THE PRICE OF PRECIOUS

Miners eat lunch from a communal bowl in the mining town of Pluto. Photo by Marcus Bleasdale

Miners eat lunch from a communal bowl in the mining town of Pluto. Photo by Marcus Bleasdale

The eastern Congo is a landscape of lowland forests, fertile savannahs, chain lakes, and plentiful minerals. It is also a place where civil war rages—despite a 2009 peace accord—in a repeating nightmare of massacres, rapes, conscription of child soldiers, and plundered national parks. In February 2012, the horrific violence erupted anew as the Congolese army launched an attack against a notoriously brutal rebel group led by Bosco Ntaganda a warlord indicted by the International Criminal Court, setting off a multi-fronted battle for territory, money, and power. In 2013, the number of refugees trying to escape the violence in the DRC is believed to be 2 million—the highest level in three years. And yet the latest conflict has received little international attention.

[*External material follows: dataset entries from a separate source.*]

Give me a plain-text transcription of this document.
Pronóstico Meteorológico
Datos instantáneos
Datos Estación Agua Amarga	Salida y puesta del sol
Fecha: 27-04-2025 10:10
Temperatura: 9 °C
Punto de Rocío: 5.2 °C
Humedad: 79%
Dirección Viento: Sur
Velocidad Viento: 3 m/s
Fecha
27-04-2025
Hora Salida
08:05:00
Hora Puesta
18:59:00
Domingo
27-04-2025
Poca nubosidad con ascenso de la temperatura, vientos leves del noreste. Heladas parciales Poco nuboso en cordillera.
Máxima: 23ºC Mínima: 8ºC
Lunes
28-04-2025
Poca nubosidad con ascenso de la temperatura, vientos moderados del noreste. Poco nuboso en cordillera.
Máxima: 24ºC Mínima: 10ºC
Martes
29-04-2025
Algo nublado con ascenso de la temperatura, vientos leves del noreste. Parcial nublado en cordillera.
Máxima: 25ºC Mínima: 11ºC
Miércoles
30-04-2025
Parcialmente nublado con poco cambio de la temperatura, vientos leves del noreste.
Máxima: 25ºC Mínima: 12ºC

What fuels the violence? Minerals. The North and South Kivu provinces of eastern Congo have high concentrations of the tin, tungsten, tantalum, and gold that are essential to the manufacture of the cell phones, laptops, digital cameras, and gaming systems that the whole world desires.  In the early 2000’s, as mineral prices soared, armed groups including the armies of Rwanda and Uganda quickly realized they could profit from their extraction. And so the region has become a grim crossroads for roving rebels seeking minerals and revenge. The mines are almost exclusively under the control of various armed groups—the Hutu and Tutsi paramilitaries, the Mai-Mai fighters, and a brand new militia called M23—each descending on local villages in a macabre rotation, one after another, month after month, in a wave of mayhem. As anthropologist Stephen Jackson has noted, “Minerals both finance violence and provide an incentive for it.”